Considering the clearness of this formation in this embryo, as well as in the embryo belonging to the stage under description, there cannot be much doubt that at the first formation of the posterior rudiments a continuous outgrowth arises from the spinal cord, and that only at a later period do the junctions of the roots with the cord become separated and distinct for each nerve.

I now return to the more complete series of Pristiurus-embryos, the development of whose spinal nerves I have been able to observe.

Second Stage of the Spinal Nerves in Pristiurus.

In the youngest of these (Pl. 22, fig. E) the notochord has undergone but very slight changes, but the segmental duct has made its appearance, and is as much developed as in the Torpedo-embryo from which fig. D b was taken.

(The embryo from which fig. E a was derived had three visceral clefts.)

There have not as yet appeared any connective-tissue cells dorsal to the top of the muscle-plates, so that the posterior nerve-rudiments are still quite free and distinct.

The cells composing them are smaller than the cells of the neural canal; they are round and nucleated; and, indeed, in their histological constitution the nerve-rudiments exhibit no important deviations from the previous stage, and they have hardly increased in size.

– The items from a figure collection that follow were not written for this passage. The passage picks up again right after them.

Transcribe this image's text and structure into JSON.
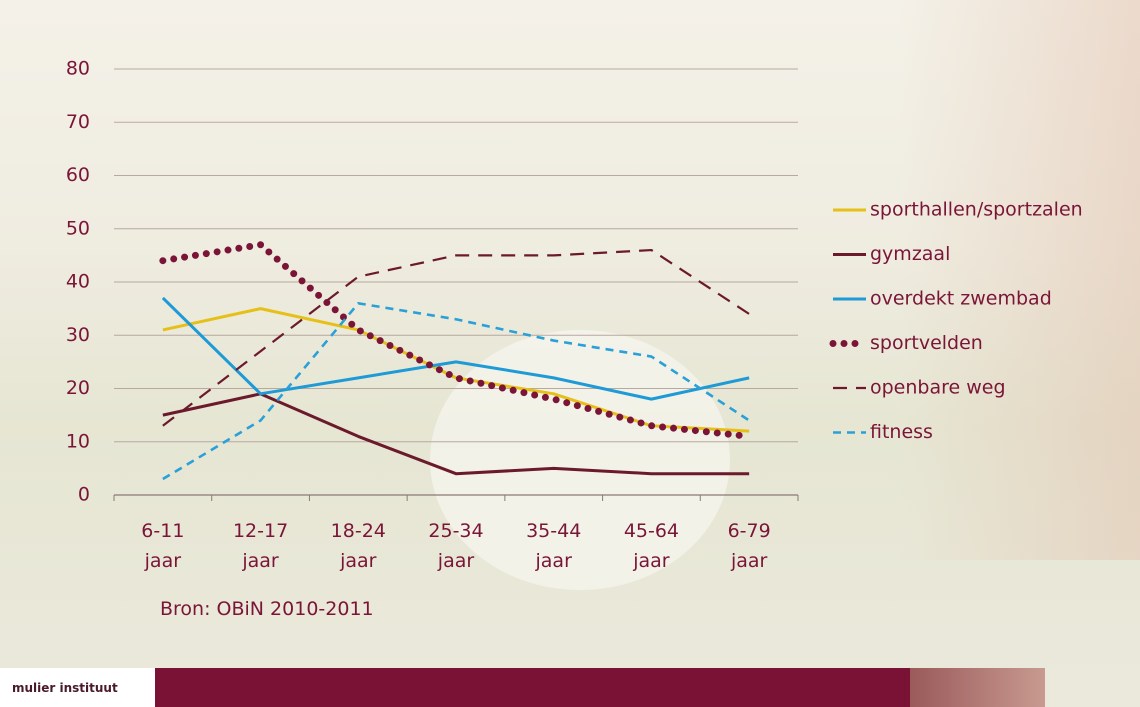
{
  "chart_data": {
    "type": "line",
    "categories": [
      "6-11 jaar",
      "12-17 jaar",
      "18-24 jaar",
      "25-34 jaar",
      "35-44 jaar",
      "45-64 jaar",
      "6-79 jaar"
    ],
    "series": [
      {
        "name": "sporthallen/sportzalen",
        "color": "#e6c019",
        "dash": "solid",
        "values": [
          31,
          35,
          31,
          22,
          19,
          13,
          12
        ]
      },
      {
        "name": "gymzaal",
        "color": "#6b1a2c",
        "dash": "solid",
        "values": [
          15,
          19,
          11,
          4,
          5,
          4,
          4
        ]
      },
      {
        "name": "overdekt zwembad",
        "color": "#1e9ad6",
        "dash": "solid",
        "values": [
          37,
          19,
          22,
          25,
          22,
          18,
          22
        ]
      },
      {
        "name": "sportvelden",
        "color": "#7b1538",
        "dash": "dotted",
        "values": [
          44,
          47,
          31,
          22,
          18,
          13,
          11
        ]
      },
      {
        "name": "openbare weg",
        "color": "#6b1a2c",
        "dash": "dashed",
        "values": [
          13,
          27,
          41,
          45,
          45,
          46,
          34
        ]
      },
      {
        "name": "fitness",
        "color": "#2aa0d8",
        "dash": "short-dashed",
        "values": [
          3,
          14,
          36,
          33,
          29,
          26,
          14
        ]
      }
    ],
    "ylim": [
      0,
      80
    ],
    "yticks": [
      0,
      10,
      20,
      30,
      40,
      50,
      60,
      70,
      80
    ],
    "grid": true,
    "legend": "right",
    "source": "Bron: OBiN 2010-2011"
  },
  "footer": {
    "logo": "mulier instituut"
  }
}
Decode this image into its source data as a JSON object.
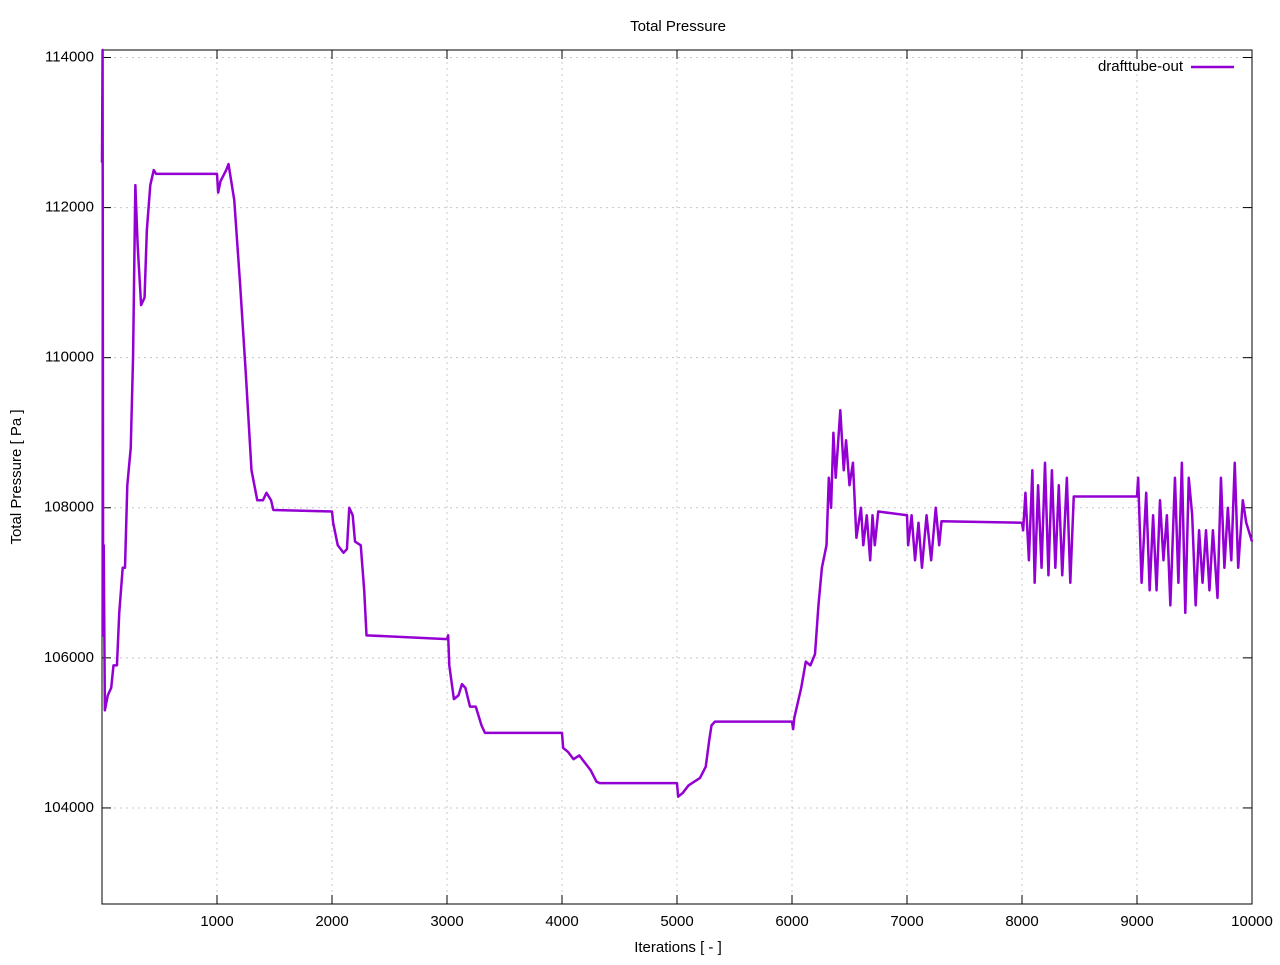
{
  "chart_data": {
    "type": "line",
    "title": "Total Pressure",
    "xlabel": "Iterations [ - ]",
    "ylabel": "Total Pressure [ Pa ]",
    "xlim": [
      0,
      10000
    ],
    "ylim": [
      102720,
      114100
    ],
    "xticks": [
      1000,
      2000,
      3000,
      4000,
      5000,
      6000,
      7000,
      8000,
      9000,
      10000
    ],
    "yticks": [
      104000,
      106000,
      108000,
      110000,
      112000,
      114000
    ],
    "grid": true,
    "legend": "upper right",
    "x": [
      0,
      5,
      10,
      15,
      25,
      50,
      80,
      100,
      130,
      150,
      180,
      200,
      220,
      250,
      270,
      290,
      310,
      340,
      370,
      390,
      420,
      450,
      470,
      1000,
      1010,
      1030,
      1080,
      1100,
      1150,
      1200,
      1250,
      1300,
      1350,
      1400,
      1430,
      1470,
      1490,
      2000,
      2010,
      2050,
      2100,
      2130,
      2150,
      2180,
      2200,
      2250,
      2280,
      2300,
      3000,
      3010,
      3020,
      3060,
      3100,
      3130,
      3160,
      3200,
      3250,
      3300,
      3330,
      4000,
      4010,
      4050,
      4100,
      4150,
      4200,
      4250,
      4300,
      4330,
      5000,
      5010,
      5050,
      5100,
      5150,
      5200,
      5250,
      5280,
      5300,
      5330,
      6000,
      6010,
      6020,
      6080,
      6120,
      6160,
      6200,
      6230,
      6260,
      6300,
      6320,
      6340,
      6360,
      6380,
      6420,
      6450,
      6470,
      6500,
      6530,
      6560,
      6600,
      6620,
      6650,
      6680,
      6700,
      6720,
      6750,
      7000,
      7010,
      7040,
      7070,
      7100,
      7130,
      7170,
      7210,
      7250,
      7280,
      7300,
      8000,
      8010,
      8030,
      8060,
      8090,
      8110,
      8140,
      8170,
      8200,
      8230,
      8260,
      8290,
      8320,
      8350,
      8390,
      8420,
      8450,
      9000,
      9010,
      9040,
      9080,
      9110,
      9140,
      9170,
      9200,
      9230,
      9260,
      9290,
      9330,
      9360,
      9390,
      9420,
      9450,
      9480,
      9510,
      9540,
      9570,
      9600,
      9630,
      9660,
      9700,
      9730,
      9760,
      9790,
      9820,
      9850,
      9880,
      9920,
      9950,
      10000
    ],
    "series": [
      {
        "name": "drafttube-out",
        "color": "#9400d3",
        "values": [
          112600,
          114100,
          106300,
          107500,
          105300,
          105500,
          105600,
          105900,
          105900,
          106600,
          107200,
          107200,
          108300,
          108800,
          110000,
          112300,
          111500,
          110700,
          110800,
          111700,
          112300,
          112500,
          112450,
          112450,
          112200,
          112350,
          112500,
          112580,
          112100,
          111000,
          109800,
          108500,
          108100,
          108100,
          108200,
          108100,
          107970,
          107950,
          107800,
          107500,
          107400,
          107450,
          108000,
          107900,
          107550,
          107500,
          106900,
          106300,
          106250,
          106300,
          105900,
          105450,
          105500,
          105650,
          105600,
          105350,
          105350,
          105100,
          105000,
          105000,
          104800,
          104750,
          104650,
          104700,
          104600,
          104500,
          104350,
          104330,
          104330,
          104150,
          104200,
          104300,
          104350,
          104400,
          104550,
          104900,
          105100,
          105150,
          105150,
          105050,
          105200,
          105600,
          105950,
          105900,
          106050,
          106700,
          107200,
          107500,
          108400,
          108000,
          109000,
          108400,
          109300,
          108500,
          108900,
          108300,
          108600,
          107600,
          108000,
          107500,
          107900,
          107300,
          107900,
          107500,
          107950,
          107900,
          107500,
          107900,
          107300,
          107800,
          107200,
          107900,
          107300,
          108000,
          107500,
          107820,
          107800,
          107700,
          108200,
          107300,
          108500,
          107000,
          108300,
          107200,
          108600,
          107100,
          108500,
          107200,
          108300,
          107100,
          108400,
          107000,
          108150,
          108150,
          108400,
          107000,
          108200,
          106900,
          107900,
          106900,
          108100,
          107300,
          107900,
          106700,
          108400,
          107000,
          108600,
          106600,
          108400,
          107900,
          106700,
          107700,
          107000,
          107700,
          106900,
          107700,
          106800,
          108400,
          107200,
          108000,
          107300,
          108600,
          107200,
          108100,
          107800,
          107550
        ]
      }
    ]
  }
}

In their mode of attachment to the neural tube an important change has, however, already commenced to be visible.

In the previous stage the two nerve-rudiments met above the summit of the spinal cord and were broadly attached to it there; now their points of attachment have glided a short distance down the sides of the spinal cord[51].

The two nerve-rudiments have therefore ceased to meet above the summit of the canal; and in addition to this they appear in section to narrow very much before becoming united with its walls, so that their junctions with these appear in a transverse section to be effected by at most one or two cells, and are, comparatively speaking, very difficult to observe.

In an embryo but slightly older than that represented in Fig. E a the first rudiment of the anterior root becomes visible. This appears, precisely as in Torpedo, in the form of a small projection from the ventral corner of the spinal cord (fig. E b, ar).